Selon Aurore Margat, directrice adjointe de ce laboratoire et directrice de la toute récente École universitaire de recherche en sciences infirmières en promotion de la santé (EUR SiePS) de l'université Sorbonne Paris Nord, les premières thèses en sciences infirmières portaient surtout sur la définition de ces sciences mais désormais, « elles s'ancrent dans les sciences infirmières mais viennent répondre à des problématiques de santé de façon générale ».

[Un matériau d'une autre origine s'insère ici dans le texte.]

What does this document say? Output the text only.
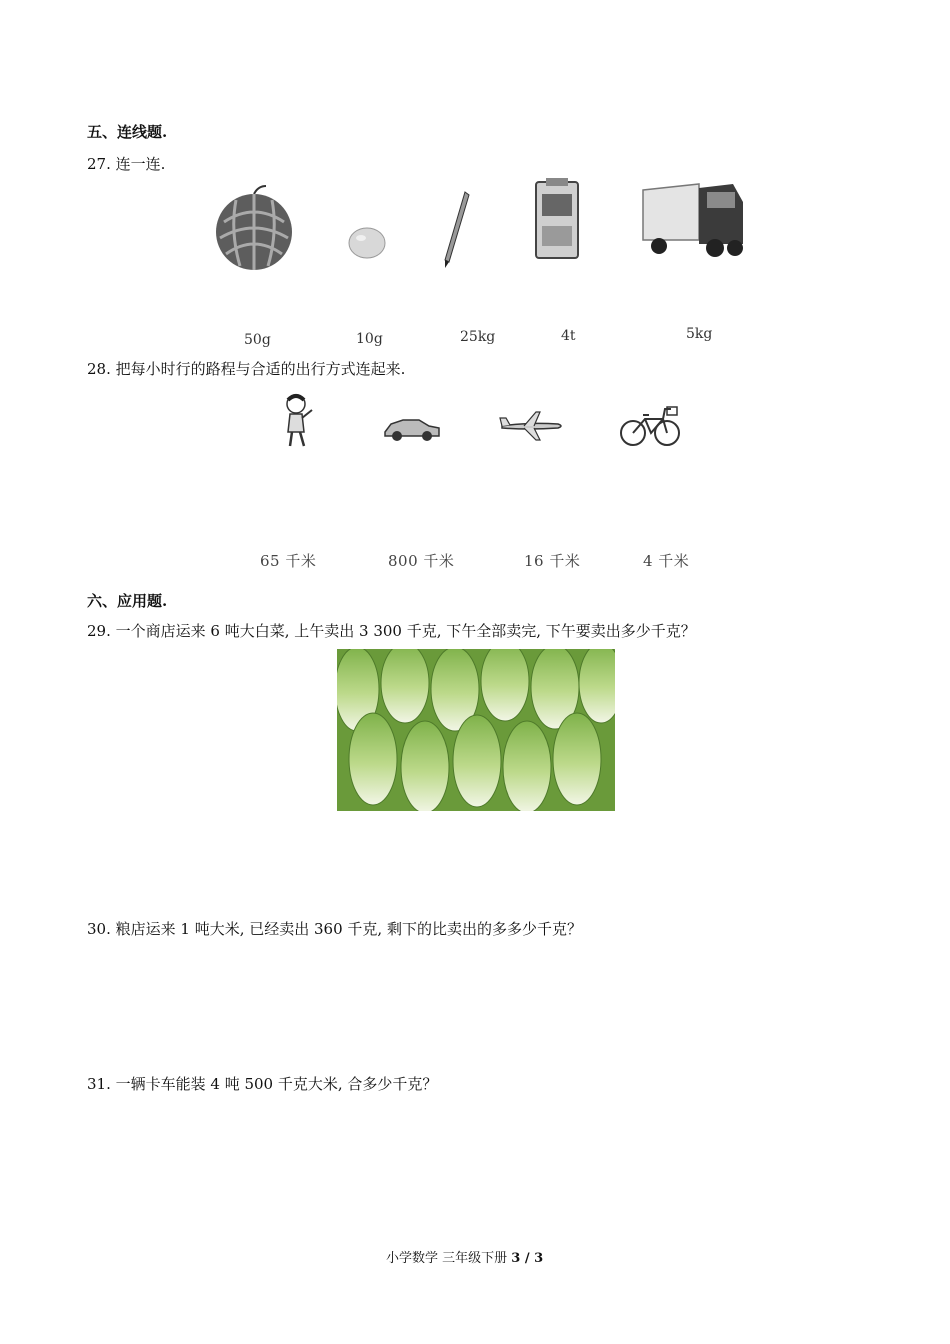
五、连线题.
27. 连一连.
50g	10g	25kg	4t	5kg
28. 把每小时行的路程与合适的出行方式连起来.
65 千米	800 千米	16 千米	4 千米
六、应用题.
29. 一个商店运来 6 吨大白菜, 上午卖出 3 300 千克, 下午全部卖完, 下午要卖出多少千克？
30. 粮店运来 1 吨大米, 已经卖出 360 千克, 剩下的比卖出的多多少千克？
31. 一辆卡车能装 4 吨 500 千克大米, 合多少千克？
小学数学 三年级下册 3 / 3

Les thèses dans cette disciplines sont encore peu nombreuses puisqu'il faut au moins trois ans pour en produire une. Elles portent par exemple sur l'accompagnement infirmier des patients chroniques dans un environnement capacitant ou sur les perceptions et logiques d'actions face à l'incontinence urinaire des personnes âgées en établissement.

Empouvoirement

Les candidatures ont beau être nombreuses, elles pourraient probablement l'être plus encore. Pour Aurore Margat, un frein important réside dans le manque de confiance en soi des infirmiers potentiellement intéressés par un parcours doctoral. « Nous sommes une profession qui n'a pas encore gagné ces défis-là », observe-t-elle. Dans la nouvelle histoire infirmière qui s'écrit à l'université, estime-t-elle, « il y a un premier gros travail d'empouvoirement à mener avec les infirmières ». Elles ont besoin d'être rassurées, encouragées et convaincues qu'elles « ont le droit d'être là, que les sciences infirmières ne sont pas à part. »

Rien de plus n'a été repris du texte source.